No arbitrage financial pricing is extremely interesting (and practical). Here's a MATLAB script I wrote that you can use to look for "arbitrage" opportunity in the put-call parity sense. It'll ask you for several inputs (r,t,s,k,c,p) and tell you what the "call side value" (c + k*e(-r*t)) is and what the "put side value" (p + s) is. You can then compare.

(Example with current SPY options; first part is entry, second is output:)

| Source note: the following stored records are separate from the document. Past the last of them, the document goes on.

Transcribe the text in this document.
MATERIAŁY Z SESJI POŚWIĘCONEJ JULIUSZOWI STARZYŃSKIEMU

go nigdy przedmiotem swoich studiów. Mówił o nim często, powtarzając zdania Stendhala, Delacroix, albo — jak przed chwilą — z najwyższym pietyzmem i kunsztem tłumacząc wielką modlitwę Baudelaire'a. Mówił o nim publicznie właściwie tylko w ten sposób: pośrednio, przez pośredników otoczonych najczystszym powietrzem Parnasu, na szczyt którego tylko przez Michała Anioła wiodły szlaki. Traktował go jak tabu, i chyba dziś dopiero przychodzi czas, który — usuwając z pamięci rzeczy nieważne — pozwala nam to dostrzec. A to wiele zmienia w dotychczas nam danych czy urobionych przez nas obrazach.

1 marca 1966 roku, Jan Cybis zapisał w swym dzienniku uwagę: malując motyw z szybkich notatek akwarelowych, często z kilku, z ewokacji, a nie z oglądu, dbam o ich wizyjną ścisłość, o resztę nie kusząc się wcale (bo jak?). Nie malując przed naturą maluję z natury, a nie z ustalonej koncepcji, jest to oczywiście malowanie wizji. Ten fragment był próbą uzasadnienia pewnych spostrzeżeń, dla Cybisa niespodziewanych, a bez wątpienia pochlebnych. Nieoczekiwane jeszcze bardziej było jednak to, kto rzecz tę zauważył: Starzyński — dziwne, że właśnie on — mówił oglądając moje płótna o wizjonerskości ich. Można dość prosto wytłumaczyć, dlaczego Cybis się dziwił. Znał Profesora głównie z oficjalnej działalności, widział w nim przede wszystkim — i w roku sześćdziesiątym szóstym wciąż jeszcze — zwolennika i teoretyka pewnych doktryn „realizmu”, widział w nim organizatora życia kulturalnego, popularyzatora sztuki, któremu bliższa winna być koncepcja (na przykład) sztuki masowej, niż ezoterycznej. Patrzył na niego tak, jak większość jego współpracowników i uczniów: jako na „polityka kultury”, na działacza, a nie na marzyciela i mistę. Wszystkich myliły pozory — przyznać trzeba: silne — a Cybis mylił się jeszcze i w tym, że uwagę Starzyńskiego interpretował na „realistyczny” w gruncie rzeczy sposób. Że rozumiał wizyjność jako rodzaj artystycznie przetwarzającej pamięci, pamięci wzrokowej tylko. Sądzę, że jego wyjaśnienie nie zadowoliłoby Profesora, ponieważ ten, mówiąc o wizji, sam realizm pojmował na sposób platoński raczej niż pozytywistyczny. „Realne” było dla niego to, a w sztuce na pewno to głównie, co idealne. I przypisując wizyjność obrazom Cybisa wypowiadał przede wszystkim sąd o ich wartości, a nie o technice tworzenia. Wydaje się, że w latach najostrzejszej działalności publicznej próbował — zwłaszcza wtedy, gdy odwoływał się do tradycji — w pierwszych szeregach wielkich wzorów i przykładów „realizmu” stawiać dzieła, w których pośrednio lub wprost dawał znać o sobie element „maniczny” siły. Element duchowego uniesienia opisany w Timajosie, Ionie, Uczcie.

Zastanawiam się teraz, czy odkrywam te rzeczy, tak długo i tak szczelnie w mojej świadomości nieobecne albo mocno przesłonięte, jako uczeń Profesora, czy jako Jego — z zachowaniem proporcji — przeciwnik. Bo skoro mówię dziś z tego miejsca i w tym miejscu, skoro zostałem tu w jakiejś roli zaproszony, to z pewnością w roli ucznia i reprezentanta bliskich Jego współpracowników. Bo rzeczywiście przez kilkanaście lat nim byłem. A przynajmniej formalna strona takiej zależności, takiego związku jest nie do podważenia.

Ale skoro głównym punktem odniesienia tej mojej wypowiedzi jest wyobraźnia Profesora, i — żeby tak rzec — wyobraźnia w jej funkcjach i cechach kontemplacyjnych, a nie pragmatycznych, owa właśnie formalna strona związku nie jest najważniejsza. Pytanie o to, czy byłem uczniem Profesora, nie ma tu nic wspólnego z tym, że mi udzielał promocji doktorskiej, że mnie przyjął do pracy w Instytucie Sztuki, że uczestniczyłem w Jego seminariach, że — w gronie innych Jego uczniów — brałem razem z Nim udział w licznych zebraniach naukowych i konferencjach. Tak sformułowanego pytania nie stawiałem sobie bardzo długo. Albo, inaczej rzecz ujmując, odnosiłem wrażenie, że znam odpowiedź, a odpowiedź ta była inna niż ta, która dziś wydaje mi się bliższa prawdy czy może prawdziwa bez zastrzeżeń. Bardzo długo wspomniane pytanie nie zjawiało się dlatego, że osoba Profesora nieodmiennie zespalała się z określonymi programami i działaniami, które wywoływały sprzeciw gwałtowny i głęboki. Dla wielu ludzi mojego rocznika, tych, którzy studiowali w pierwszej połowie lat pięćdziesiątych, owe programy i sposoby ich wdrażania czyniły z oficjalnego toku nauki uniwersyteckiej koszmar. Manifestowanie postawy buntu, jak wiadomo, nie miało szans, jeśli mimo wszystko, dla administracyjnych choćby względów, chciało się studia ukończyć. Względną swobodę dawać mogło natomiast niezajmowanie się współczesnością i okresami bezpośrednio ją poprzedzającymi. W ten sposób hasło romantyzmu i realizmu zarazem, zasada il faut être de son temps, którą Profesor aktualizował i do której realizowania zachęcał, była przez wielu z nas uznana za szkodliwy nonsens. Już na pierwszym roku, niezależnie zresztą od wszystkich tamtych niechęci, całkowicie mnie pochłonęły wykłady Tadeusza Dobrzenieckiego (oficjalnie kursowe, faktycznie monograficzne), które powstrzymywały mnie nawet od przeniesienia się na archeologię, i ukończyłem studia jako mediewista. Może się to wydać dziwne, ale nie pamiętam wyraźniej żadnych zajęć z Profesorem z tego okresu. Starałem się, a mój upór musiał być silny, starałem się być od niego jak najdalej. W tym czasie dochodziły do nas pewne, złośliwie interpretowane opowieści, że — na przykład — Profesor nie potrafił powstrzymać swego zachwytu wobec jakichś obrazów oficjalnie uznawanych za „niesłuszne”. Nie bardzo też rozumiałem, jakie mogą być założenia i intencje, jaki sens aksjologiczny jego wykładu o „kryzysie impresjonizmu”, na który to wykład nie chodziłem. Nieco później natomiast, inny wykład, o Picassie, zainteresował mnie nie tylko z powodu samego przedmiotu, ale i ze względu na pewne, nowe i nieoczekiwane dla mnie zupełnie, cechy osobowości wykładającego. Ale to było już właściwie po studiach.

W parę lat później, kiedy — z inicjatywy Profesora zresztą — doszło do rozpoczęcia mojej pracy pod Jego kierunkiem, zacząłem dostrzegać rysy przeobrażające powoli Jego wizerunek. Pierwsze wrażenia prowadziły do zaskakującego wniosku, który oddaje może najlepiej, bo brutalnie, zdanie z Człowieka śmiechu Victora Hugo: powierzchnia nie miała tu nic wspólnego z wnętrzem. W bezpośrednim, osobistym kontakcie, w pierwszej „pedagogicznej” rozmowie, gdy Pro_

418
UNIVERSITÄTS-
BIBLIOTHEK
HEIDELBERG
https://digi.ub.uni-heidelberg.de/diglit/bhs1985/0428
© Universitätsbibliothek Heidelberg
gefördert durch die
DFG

 % arbitrage; put-call parity checker  
   
 %risk free interest rate  
 r = input('What is the risk free rate? ');  
   
 %time period  
 t = input('How long until expiration? ');  
   
 %stock price, initially  
 s = input('What is the initial stock price? ');  
   
 %strike price  
 k = input('What is the strike price? ');  
   
 %grab call price  
 c = input('What is the call price? ');  
   
 %grab put price  
 p = input('What is the put price? ');  
   
 fprintf('Risk free rate: %d \n', r);  
 fprintf('Time period: %d \n', t);  
 fprintf('Initial stock value: %d \n', s);  
 fprintf('Strike price: %d \n', k);  
 fprintf('Call price: %d \n', c);  
 fprintf('Put price: %d \n', p);  
   
 call_side_value = c + k*exp(-r*t)  
 put_side_value = p + s  

(Edit: fixed an error in call_side_value calculation. Should be good to go.)